Jack shook his head. “Not enough. Once it gets out who gave this guy up—”

“It won’t get out.”

“Bullshit. Of course it will.” Jack rubbed the back of his neck. “I need to live in this community. The Chinese community, I mean. So does Lydia. Bill, well, what’s the opposite of collateral damage? What I’m saying, we need something sweet to counteract the stench of ratting a guy out.”

“I’m not ratting anyone out,” I said.

“That’s not the way it’ll look.” Jack didn’t meet my glare.

“What do you want?” Jerrold asked.

“Who would you take this to? Jin, at the Consulate?” At Jerrold’s nod, Jack said, “Call him. Get him over here.”

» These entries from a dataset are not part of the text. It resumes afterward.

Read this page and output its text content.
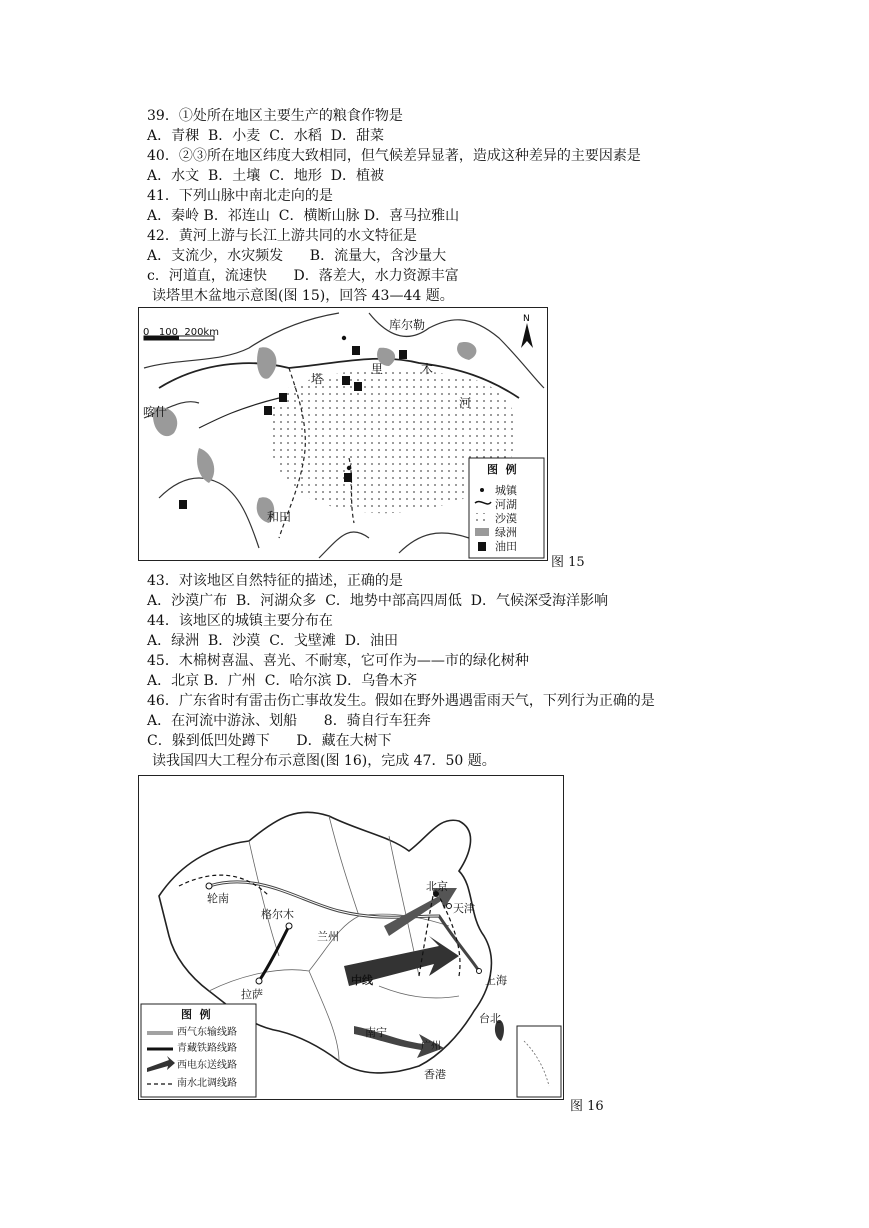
39．①处所在地区主要生产的粮食作物是
A．青稞  B．小麦  C．水稻  D．甜菜
40．②③所在地区纬度大致相同，但气候差异显著，造成这种差异的主要因素是
A．水文  B．土壤  C．地形  D．植被
41．下列山脉中南北走向的是
A．秦岭 B．祁连山  C．横断山脉 D．喜马拉雅山
42．黄河上游与长江上游共同的水文特征是
A．支流少，水灾频发      B．流量大，含沙量大
c．河道直，流速快      D．落差大，水力资源丰富
读塔里木盆地示意图(图 15)，回答 43—44 题。
N
0   100  200km
库尔勒
喀什
和田
塔
里	木
河
图  例
城镇
河湖
沙漠
绿洲
油田
图 15
43．对该地区自然特征的描述，正确的是
A．沙漠广布  B．河湖众多  C．地势中部高四周低  D．气候深受海洋影响
44．该地区的城镇主要分布在
A．绿洲  B．沙漠  C．戈壁滩  D．油田
45．木棉树喜温、喜光、不耐寒，它可作为——市的绿化树种
A．北京 B．广州  C．哈尔滨 D．乌鲁木齐
46．广东省时有雷击伤亡事故发生。假如在野外遇遇雷雨天气，下列行为正确的是
A．在河流中游泳、划船      8．骑自行车狂奔
C．躲到低凹处蹲下      D．藏在大树下
读我国四大工程分布示意图(图 16)，完成 47．50 题。
轮南
格尔木
兰州
拉萨
北京
天津
上海
台北
香港
广州
南宁
中线
图  例
西气东输线路
青藏铁路线路
西电东送线路
南水北调线路
图 16
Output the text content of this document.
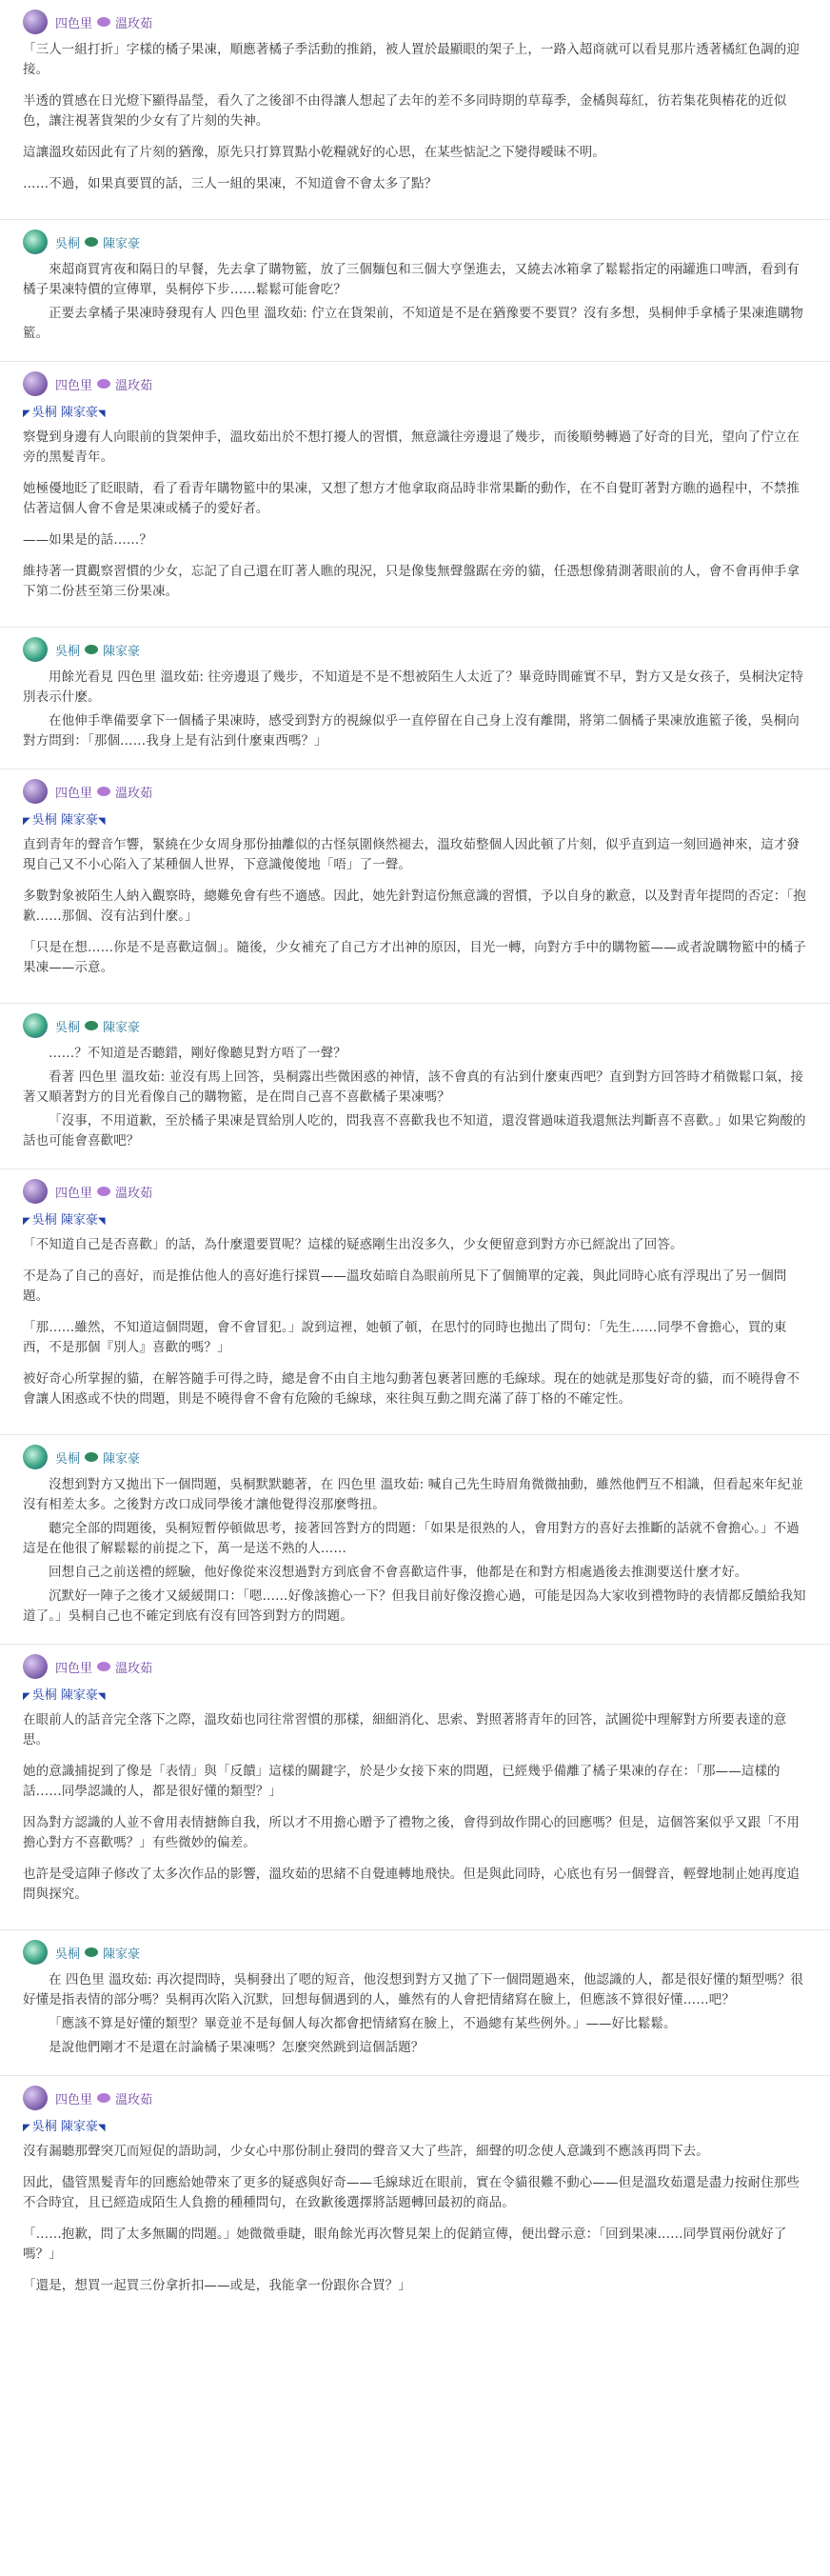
四色里 溫玫茹

「三人一組打折」字樣的橘子果凍，順應著橘子季活動的推銷，被人置於最顯眼的架子上，一路入超商就可以看見那片透著橘紅色調的迎接。

半透的質感在日光燈下顯得晶瑩，看久了之後卻不由得讓人想起了去年的差不多同時期的草莓季，金橘與莓紅，彷若集花與樁花的近似色，讓注視著貨架的少女有了片刻的失神。

這讓溫玫茹因此有了片刻的猶豫，原先只打算買點小乾糧就好的心思，在某些惦記之下變得曖昧不明。

……不過，如果真要買的話，三人一組的果凍，不知道會不會太多了點？

吳桐 陳家豪

來超商買宵夜和隔日的早餐，先去拿了購物籃，放了三個麵包和三個大亨堡進去，又繞去冰箱拿了鬆鬆指定的兩罐進口啤酒，看到有橘子果凍特價的宣傳單，吳桐停下步……鬆鬆可能會吃？

正要去拿橘子果凍時發現有人 四色里 溫玫茹: 佇立在貨架前，不知道是不是在猶豫要不要買？沒有多想，吳桐伸手拿橘子果凍進購物籃。

四色里 溫玫茹
◤ 吳桐 陳家豪◥

察覺到身邊有人向眼前的貨架伸手，溫玫茹出於不想打擾人的習慣，無意識往旁邊退了幾步，而後順勢轉過了好奇的目光，望向了佇立在旁的黑髮青年。

她極優地眨了眨眼睛，看了看青年購物籃中的果凍，又想了想方才他拿取商品時非常果斷的動作，在不自覺盯著對方瞧的過程中，不禁推估著這個人會不會是果凍或橘子的愛好者。

——如果是的話……？

維持著一貫觀察習慣的少女，忘記了自己還在盯著人瞧的現況，只是像隻無聲盤踞在旁的貓，任憑想像猜測著眼前的人，會不會再伸手拿下第二份甚至第三份果凍。

吳桐 陳家豪

用餘光看見 四色里 溫玫茹: 往旁邊退了幾步，不知道是不是不想被陌生人太近了？畢竟時間確實不早，對方又是女孩子，吳桐決定特別表示什麼。

在他伸手準備要拿下一個橘子果凍時，感受到對方的視線似乎一直停留在自己身上沒有離開，將第二個橘子果凍放進籃子後，吳桐向對方問到：「那個……我身上是有沾到什麼東西嗎？」

四色里 溫玫茹
◤ 吳桐 陳家豪◥

直到青年的聲音乍響，緊繞在少女周身那份抽離似的古怪氛圍倏然褪去，溫玫茹整個人因此頓了片刻，似乎直到這一刻回過神來，這才發現自己又不小心陷入了某種個人世界，下意識傻傻地「唔」了一聲。

多數對象被陌生人納入觀察時，總難免會有些不適感。因此，她先針對這份無意識的習慣，予以自身的歉意，以及對青年提問的否定：「抱歉……那個、沒有沾到什麼。」

「只是在想……你是不是喜歡這個」。隨後，少女補充了自己方才出神的原因，目光一轉，向對方手中的購物籃——或者說購物籃中的橘子果凍——示意。

吳桐 陳家豪

……？不知道是否聽錯，剛好像聽見對方唔了一聲？

看著 四色里 溫玫茹: 並沒有馬上回答，吳桐露出些微困惑的神情，該不會真的有沾到什麼東西吧？直到對方回答時才稍微鬆口氣，接著又順著對方的目光看像自己的購物籃，是在問自己喜不喜歡橘子果凍嗎？

「沒事，不用道歉，至於橘子果凍是買給別人吃的，問我喜不喜歡我也不知道，還沒嘗過味道我還無法判斷喜不喜歡。」如果它夠酸的話也可能會喜歡吧？

四色里 溫玫茹
◤ 吳桐 陳家豪◥

「不知道自己是否喜歡」的話，為什麼還要買呢？這樣的疑惑剛生出沒多久，少女便留意到對方亦已經說出了回答。

不是為了自己的喜好，而是推估他人的喜好進行採買——溫玫茹暗自為眼前所見下了個簡單的定義，與此同時心底有浮現出了另一個問題。

「那……雖然，不知道這個問題，會不會冒犯。」說到這裡，她頓了頓，在思忖的同時也拋出了問句：「先生……同學不會擔心，買的東西，不是那個『別人』喜歡的嗎？」

被好奇心所掌握的貓，在解答隨手可得之時，總是會不由自主地勾動著包裹著回應的毛線球。現在的她就是那隻好奇的貓，而不曉得會不會讓人困惑或不快的問題，則是不曉得會不會有危險的毛線球，來往與互動之間充滿了薛丁格的不確定性。

吳桐 陳家豪

沒想到對方又拋出下一個問題，吳桐默默聽著，在 四色里 溫玫茹: 喊自己先生時眉角微微抽動，雖然他們互不相識，但看起來年紀並沒有相差太多。之後對方改口成同學後才讓他覺得沒那麼彆扭。

聽完全部的問題後，吳桐短暫停頓做思考，接著回答對方的問題：「如果是很熟的人，會用對方的喜好去推斷的話就不會擔心。」不過這是在他很了解鬆鬆的前提之下，萬一是送不熟的人……

回想自己之前送禮的經驗，他好像從來沒想過對方到底會不會喜歡這件事，他都是在和對方相處過後去推測要送什麼才好。

沉默好一陣子之後才又緩緩開口：「嗯……好像該擔心一下？但我目前好像沒擔心過，可能是因為大家收到禮物時的表情都反饋給我知道了。」吳桐自己也不確定到底有沒有回答到對方的問題。

四色里 溫玫茹
◤ 吳桐 陳家豪◥

在眼前人的話音完全落下之際，溫玫茹也同往常習慣的那樣，細細消化、思索、對照著將青年的回答，試圖從中理解對方所要表達的意思。

她的意識捕捉到了像是「表情」與「反饋」這樣的關鍵字，於是少女接下來的問題，已經幾乎備離了橘子果凍的存在：「那——這樣的話……同學認識的人，都是很好懂的類型？」

因為對方認識的人並不會用表情搪飾自我，所以才不用擔心贈予了禮物之後，會得到故作開心的回應嗎？但是，這個答案似乎又跟「不用擔心對方不喜歡嗎？」有些微妙的偏差。

也許是受這陣子修改了太多次作品的影響，溫玫茹的思緒不自覺連轉地飛快。但是與此同時，心底也有另一個聲音，輕聲地制止她再度追問與探究。

吳桐 陳家豪

在 四色里 溫玫茹: 再次提問時，吳桐發出了嗯的短音，他沒想到對方又拋了下一個問題過來，他認識的人，都是很好懂的類型嗎？很好懂是指表情的部分嗎？吳桐再次陷入沉默，回想每個遇到的人，雖然有的人會把情緒寫在臉上，但應該不算很好懂……吧？

「應該不算是好懂的類型？畢竟並不是每個人每次都會把情緒寫在臉上，不過總有某些例外。」——好比鬆鬆。

是說他們剛才不是還在討論橘子果凍嗎？怎麼突然跳到這個話題？

四色里 溫玫茹
◤ 吳桐 陳家豪◥

沒有漏聽那聲突兀而短促的語助詞，少女心中那份制止發問的聲音又大了些許，細聲的叨念使人意識到不應該再問下去。

因此，儘管黑髮青年的回應給她帶來了更多的疑惑與好奇——毛線球近在眼前，實在令貓很難不動心——但是溫玫茹還是盡力按耐住那些不合時宜，且已經造成陌生人負擔的種種問句，在致歉後選擇將話題轉回最初的商品。

「……抱歉，問了太多無關的問題。」她微微垂睫，眼角餘光再次瞥見架上的促銷宣傳，便出聲示意：「回到果凍……同學買兩份就好了嗎？」

「還是，想買一起買三份拿折扣——或是，我能拿一份跟你合買？」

“First of all, I don’t just call the Cultural Attaché and tell him ‘get over here.’ Second, I’d need to hear what you have to say before I approach Jin.”

“You won’t. I have a deal to offer, and if I need to get a lawyer to help me offer it I’ll do it in public. You’ll get what you want, in the end, but I’ll make the whole thing as embarrassing for the State Department as I possibly can. That won’t do anything for your promotion, will it?”

“Promotion” was the magic word. Dennis Jerrold dialed the Consulate of the People’s Republic of China.

25

It was a tense twenty minutes up there in Jack’s office, waiting for Jin. I tried to talk to Jack but he cold-shouldered me. He made fresh coffee. Bill had some of the coffee. Jerrold, as though he were at the dentist, leafed through an art book. I didn’t have more tea; the last thing I needed was caffeine to blend with the adrenaline already sizzling through me. I kind of felt like I was at the dentist, too.

Finally, the downstairs buzzer buzzed, and Jack answered it. He waited at the door as he had for us—was that only the day before yesterday?—and stepped aside to admit a sour-faced, bald Asian man. Jerrold rose to his feet. I did, also, before I could stop myself. Bill didn’t.

“Mr. Jin. Thank you for coming.” Dennis Jerrold executed a creditable bow, which Jin returned.

“Mr. Jerrold. You say, important.” Jin looked around the room, then strode forward and took a chair.

Now Bill did stand, because there were only four chairs, and five of us. He went over to lean on the sill of the new window.

“It is important.” Jerrold brought Jin a cup of my bitter green tea. He introduced each of us, and Jin gave us each an unsmiling nod, remaining seated. Jerrold said, “These people have a … proposal for us.”

“Bill and I don’t,” I said.

“Lydia, you might as well get in on it, because it’s happening anyway,” Jack said. “And it’s not a proposal. It’s a deal. In response to a threat.”